Books
You're Married TO HER?
Essays by Ira Wood
Praise for You’re Married to HER?
“Saucy, sexy stories. A raucous romp through a novelist’s life.” – Kirkus Reviews
“Charming and witty, thanks to Wood’s intimate tone and keen gift of observation.” – Publishers Weekly
“Fearless, gregarious, frequently humble and hysterical… I have no problem placing Ira Wood on the same pedestal we’ve placed Dave Barry and David Sedaris. Yes, he’s that good.” - The Barnstable Patriot
“Hilarious. This slim collection of true accounts penned by a confirmed ne’er-do- well will provoke laughs, chuckles, and even the odd scream of outrage.” – Foreword Magazine (Five Star Review)
As the anti-Vietnam War movement drew to a close, a twenty-six-year-old unknown playwright began an affair with a glamorous older woman, a feminist activist and acclaimed poet/novelist at the height of her career. What she saw in a neurotic, sexually naïve, poorly educated but very sweet guy was apparent to no one, especially him. Using a wildly self-skewering but oddly sympathetic narrative voice that fulfills The New York Times' assessment of his "special gift for heartwarming comedy," Ira Wood re-imagines his early years with Marge Piercy in a series of chronologically linked essays, never failing to raise the question that few have failed to ask: You're married to Her?

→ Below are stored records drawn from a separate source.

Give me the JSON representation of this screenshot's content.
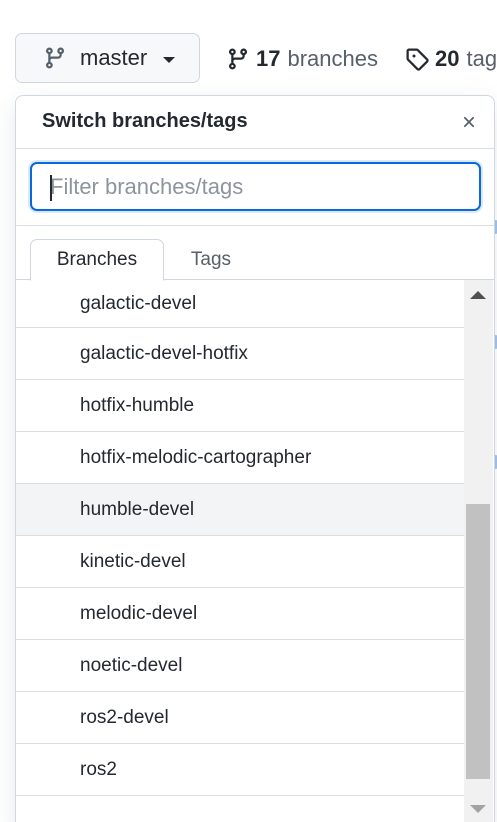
{
  "branch_button": {
    "label": "master",
    "icon": "git-branch-icon"
  },
  "stats": {
    "branches": {
      "count": "17",
      "label": "branches",
      "icon": "git-branch-icon"
    },
    "tags": {
      "count": "20",
      "label": "tags",
      "icon": "tag-icon"
    }
  },
  "popover": {
    "title": "Switch branches/tags",
    "close_icon": "x-icon",
    "filter": {
      "placeholder": "Filter branches/tags",
      "value": ""
    },
    "tabs": [
      {
        "label": "Branches",
        "selected": true
      },
      {
        "label": "Tags",
        "selected": false
      }
    ],
    "branches": [
      "galactic-devel",
      "galactic-devel-hotfix",
      "hotfix-humble",
      "hotfix-melodic-cartographer",
      "humble-devel",
      "kinetic-devel",
      "melodic-devel",
      "noetic-devel",
      "ros2-devel",
      "ros2"
    ],
    "hovered_branch": "humble-devel"
  },
  "colors": {
    "accent": "#0969da",
    "border": "#d0d7de",
    "hover": "#f3f4f6"
  }
}
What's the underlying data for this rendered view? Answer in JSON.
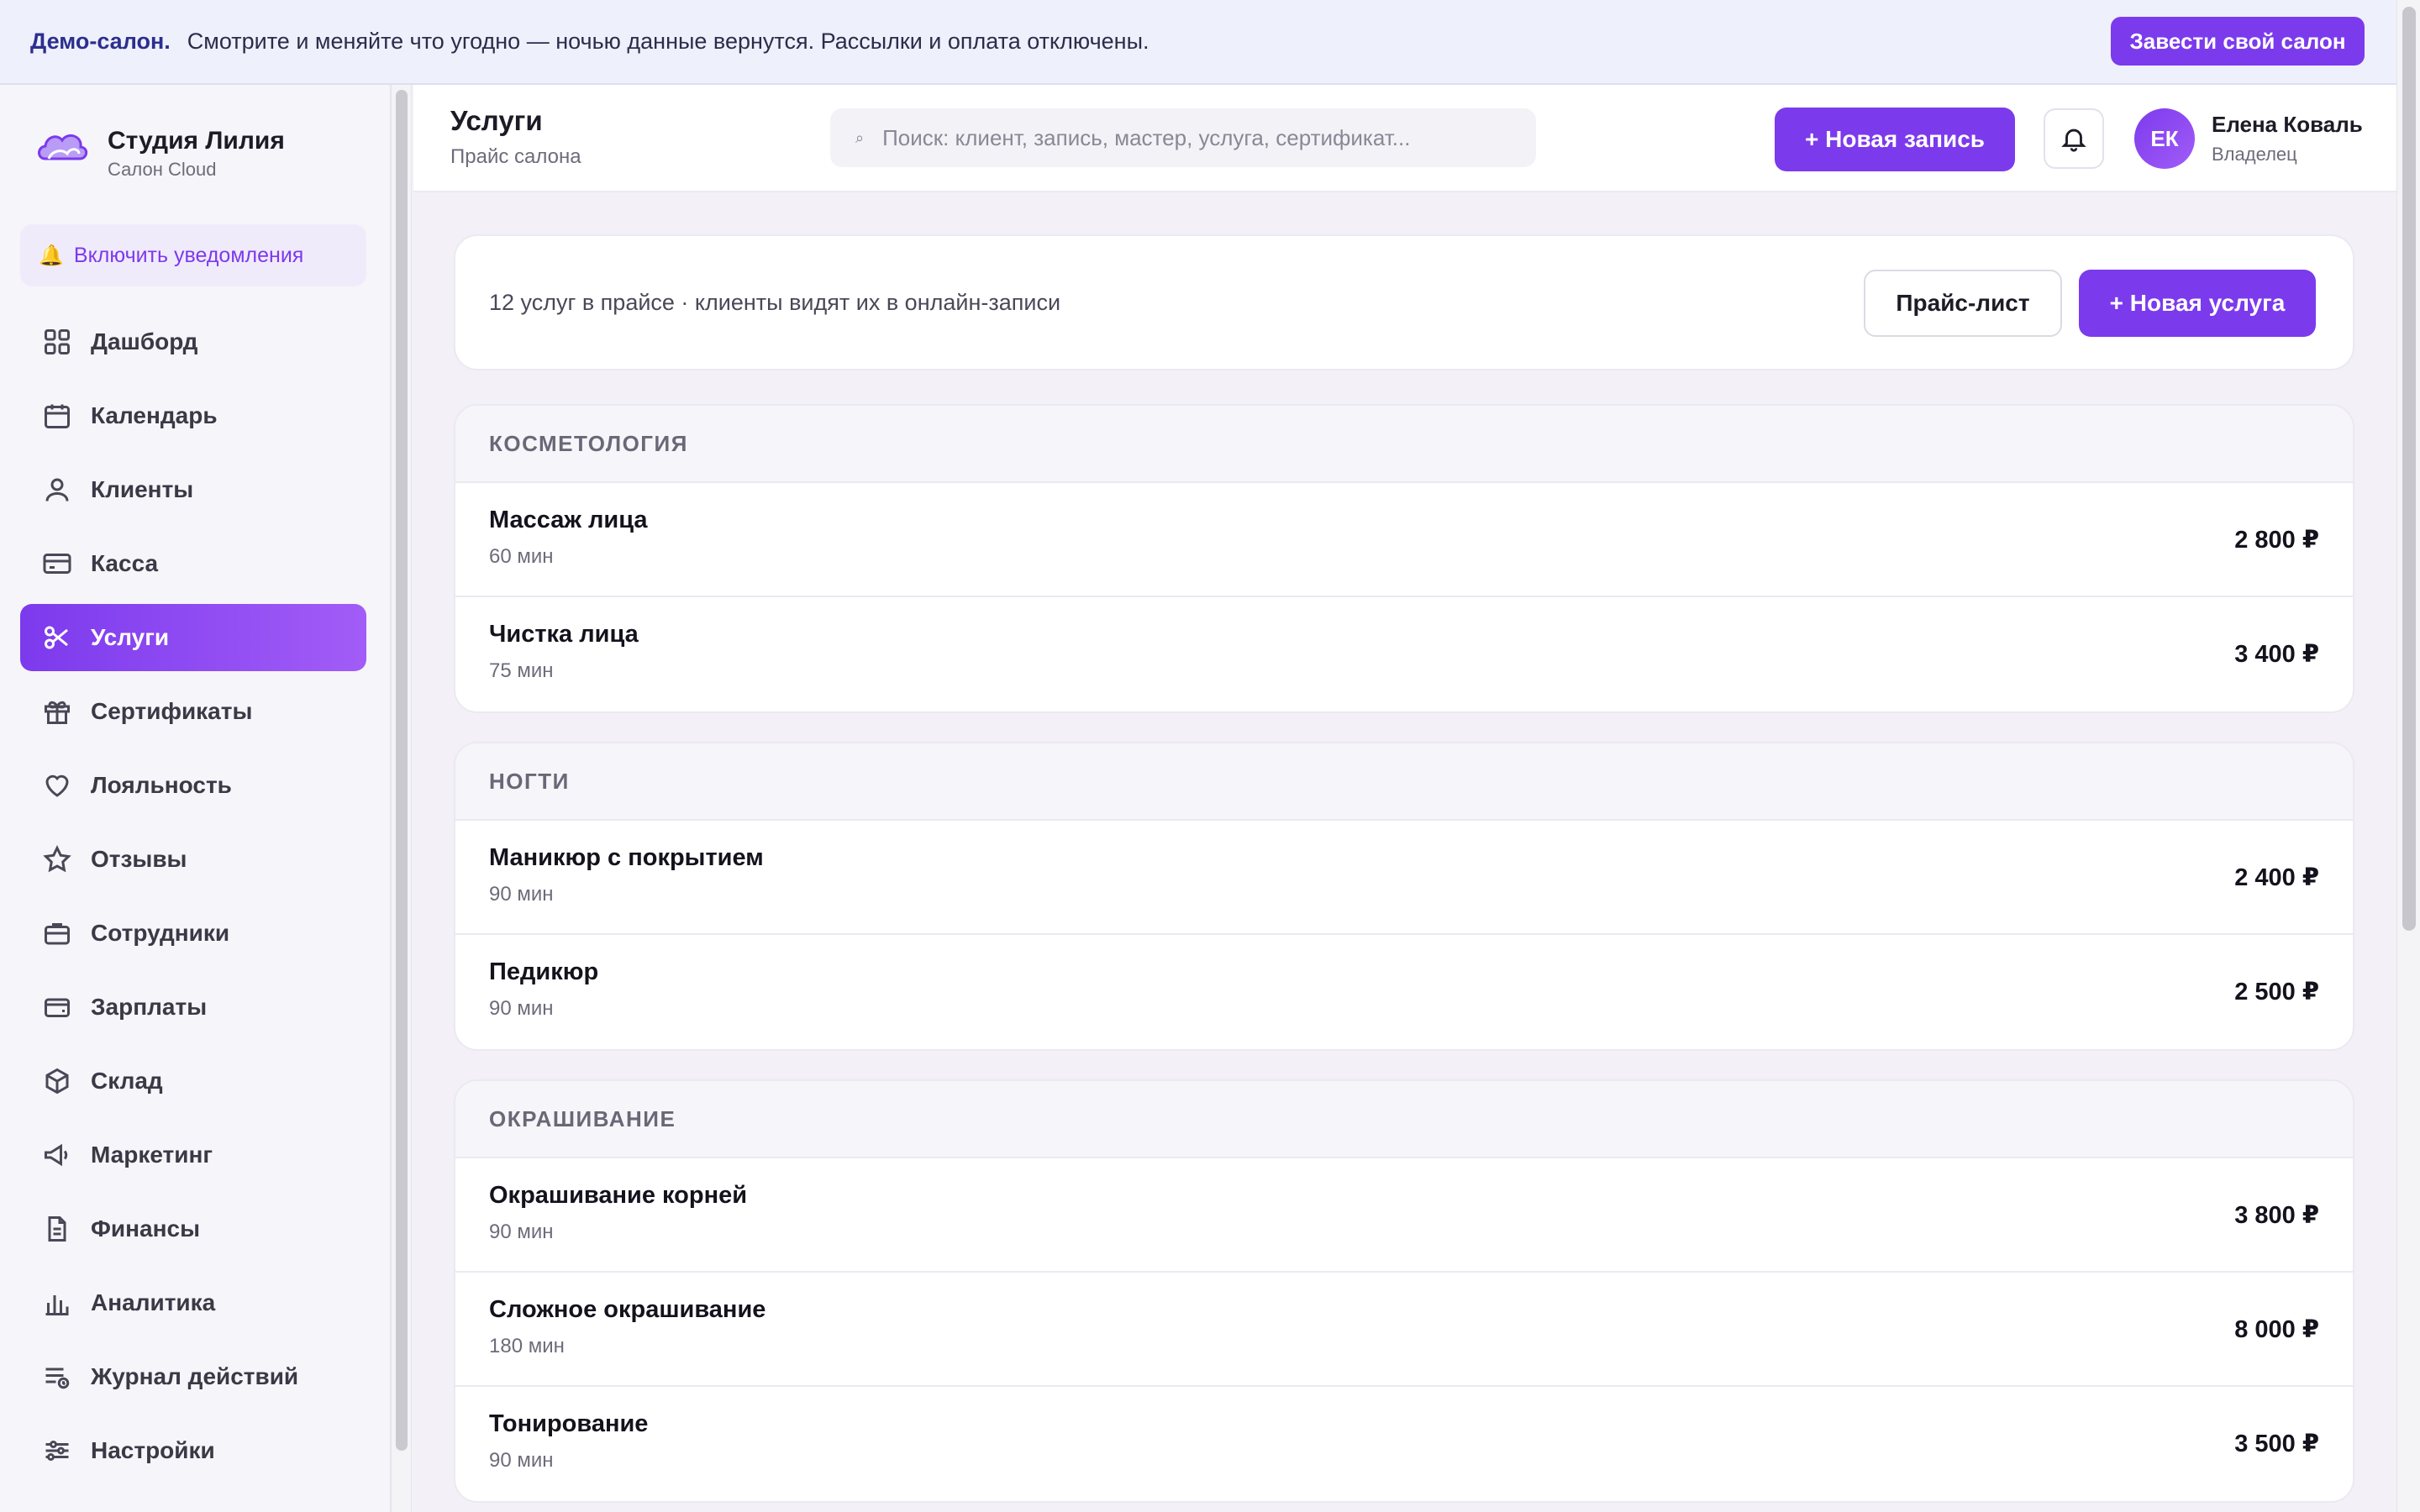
{
  "banner": {
    "strong": "Демо-салон.",
    "text": "Смотрите и меняйте что угодно — ночью данные вернутся. Рассылки и оплата отключены.",
    "button": "Завести свой салон"
  },
  "brand": {
    "name": "Студия Лилия",
    "sub": "Салон Cloud"
  },
  "notify": {
    "label": "Включить уведомления",
    "icon": "bell-icon"
  },
  "nav": [
    {
      "label": "Дашборд",
      "icon": "grid-icon",
      "active": false
    },
    {
      "label": "Календарь",
      "icon": "calendar-icon",
      "active": false
    },
    {
      "label": "Клиенты",
      "icon": "user-icon",
      "active": false
    },
    {
      "label": "Касса",
      "icon": "card-icon",
      "active": false
    },
    {
      "label": "Услуги",
      "icon": "scissors-icon",
      "active": true
    },
    {
      "label": "Сертификаты",
      "icon": "gift-icon",
      "active": false
    },
    {
      "label": "Лояльность",
      "icon": "heart-icon",
      "active": false
    },
    {
      "label": "Отзывы",
      "icon": "star-icon",
      "active": false
    },
    {
      "label": "Сотрудники",
      "icon": "briefcase-icon",
      "active": false
    },
    {
      "label": "Зарплаты",
      "icon": "wallet-icon",
      "active": false
    },
    {
      "label": "Склад",
      "icon": "box-icon",
      "active": false
    },
    {
      "label": "Маркетинг",
      "icon": "megaphone-icon",
      "active": false
    },
    {
      "label": "Финансы",
      "icon": "document-icon",
      "active": false
    },
    {
      "label": "Аналитика",
      "icon": "bar-chart-icon",
      "active": false
    },
    {
      "label": "Журнал действий",
      "icon": "log-icon",
      "active": false
    },
    {
      "label": "Настройки",
      "icon": "sliders-icon",
      "active": false
    }
  ],
  "header": {
    "title": "Услуги",
    "subtitle": "Прайс салона",
    "search_placeholder": "Поиск: клиент, запись, мастер, услуга, сертификат...",
    "new_appointment": "+ Новая запись",
    "user": {
      "initials": "ЕК",
      "name": "Елена Коваль",
      "role": "Владелец"
    }
  },
  "summary": {
    "text": "12 услуг в прайсе · клиенты видят их в онлайн-записи",
    "pricelist_button": "Прайс-лист",
    "new_service_button": "+ Новая услуга"
  },
  "categories": [
    {
      "title": "КОСМЕТОЛОГИЯ",
      "services": [
        {
          "name": "Массаж лица",
          "duration": "60 мин",
          "price": "2 800 ₽"
        },
        {
          "name": "Чистка лица",
          "duration": "75 мин",
          "price": "3 400 ₽"
        }
      ]
    },
    {
      "title": "НОГТИ",
      "services": [
        {
          "name": "Маникюр с покрытием",
          "duration": "90 мин",
          "price": "2 400 ₽"
        },
        {
          "name": "Педикюр",
          "duration": "90 мин",
          "price": "2 500 ₽"
        }
      ]
    },
    {
      "title": "ОКРАШИВАНИЕ",
      "services": [
        {
          "name": "Окрашивание корней",
          "duration": "90 мин",
          "price": "3 800 ₽"
        },
        {
          "name": "Сложное окрашивание",
          "duration": "180 мин",
          "price": "8 000 ₽"
        },
        {
          "name": "Тонирование",
          "duration": "90 мин",
          "price": "3 500 ₽"
        }
      ]
    }
  ],
  "colors": {
    "accent": "#7c3aed",
    "accent_light": "#a25cf7",
    "banner_bg": "#eef0fb"
  }
}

With the brazen candor of Toby Young's How to Lose Friends and Alienate People and the wicked lunacy of David Sedaris, Wood tells tales of his first true love, who he told his parents were dead; his disastrous affair with a promiscuous single mother, while he was involved with Piercy; his childhood dependence on speed; and running for public office on a lark—and winning—only to find himself responsible for the government of a small town. Thirty years later he's still married to Her, confident enough to share, and laugh at, what men do when their behavior slips to the level of their self-esteem.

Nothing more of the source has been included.